The plan envisions that:
- By 2022, FCVs shall account for 10% of the incremental utility vehicles (for sanitation); there would be over 3000 demonstrative FCVs for public transportation and logistics sectors; there would be over 100 FCVs as (government-used) official vehicles and taxis.
- By 2025, Guangzhou city would establish a hydrogen energy hub, in which FCVs would account over 30% of the city utility vehicles, and there would be over 1000 FCVs for fuel cell passenger vehicles.
- By 2030, there would be over 50,000 fuel cell stakes in use, applied in energy storage, UPS, distributed energy, combined-heat-cooling-and-power systems; there would be over 100,000 fuel cell stakes used in the transportation sector.

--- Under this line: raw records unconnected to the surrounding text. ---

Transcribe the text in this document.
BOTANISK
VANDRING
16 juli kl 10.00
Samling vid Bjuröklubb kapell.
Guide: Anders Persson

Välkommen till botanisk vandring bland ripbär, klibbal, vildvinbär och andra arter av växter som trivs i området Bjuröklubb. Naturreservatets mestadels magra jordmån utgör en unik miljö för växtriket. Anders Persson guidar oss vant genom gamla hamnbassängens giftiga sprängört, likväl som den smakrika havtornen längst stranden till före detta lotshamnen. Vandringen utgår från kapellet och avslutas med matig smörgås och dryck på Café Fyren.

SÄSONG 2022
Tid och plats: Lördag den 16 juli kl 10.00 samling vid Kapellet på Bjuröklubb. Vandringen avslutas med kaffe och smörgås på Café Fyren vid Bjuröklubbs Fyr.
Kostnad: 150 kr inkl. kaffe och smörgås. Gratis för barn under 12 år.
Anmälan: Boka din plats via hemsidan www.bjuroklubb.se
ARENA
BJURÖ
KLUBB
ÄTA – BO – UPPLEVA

The city would build up over 10 green-hydrogen power peakers and over 100 H2 fueling stations.
Energy Iceberg: the plan also sets to explore and develop a hydrogen trading platform and establish a national “hydrogen price benchmark,” which is a first-of-this-sort suggestion raised by local government and worthy of highlighting.
The demonstrative fuel cell railway train referred to as the “New Era Hao,” is developed by China Railway Hi-tech Industry Corporation Limited (CRHIC). The development project kicked off on Jan. 2 2019, with the prototype launched on Dec. 20 last year. On Apr. this year, the firm completed static testing of the train.
Please note that this is not the first H2 train in China. Last year, CRRC released the country’s first-of-this-kind fuel cell train prototype, which has been put in test operation in Foshan.
The world’s second-biggest economy had seen year-on-year growth in total power consumption for the first time this year in May following the relaxation of anti-coronavirus measures and the resumption of business.
China Electricity Council statistics show that:
- China’s electricity consumption during Jan-May this year was 2719.7 TWh, fell 2.8% YoY while the consumption in May increased 4.6% YoY.
- Jan-May, the average utilization time of all power plants was 1405 hours, 114 hours less compared to that of the same period last year.
- The country added 25.24GW of power generation capacity Jan-May. There are less additional nuclear, wind, and solar capacity (-1.25GW, -19.8GW, and -18.8GW) compared to those last year same period. Meanwhile, there are more new hydropower and thermal power capacities (+ 460 MW and +650 MW).
- The total investment amount of power projects was ¥126.4b during Jan-May, up 45.4% YoY; Hydropower investment increased 15.5% YoY; thermal power down by 33.7% YoY; nuclear power decreased 18.7% YoY; wind power investment totalling ¥62.3 bn, increased 165.7% YoY.
Energy Iceberg Note: the 167% YoY investment growth of the wind sector speaks the on-going project construction dash. However, the number of new wind/solar units starting operation declined, which is likely due to the construction or supply-chain bottleneck. The discrepancy is an alarming signal, and it potentially points to massive project delays or stranded investment in the coming two years.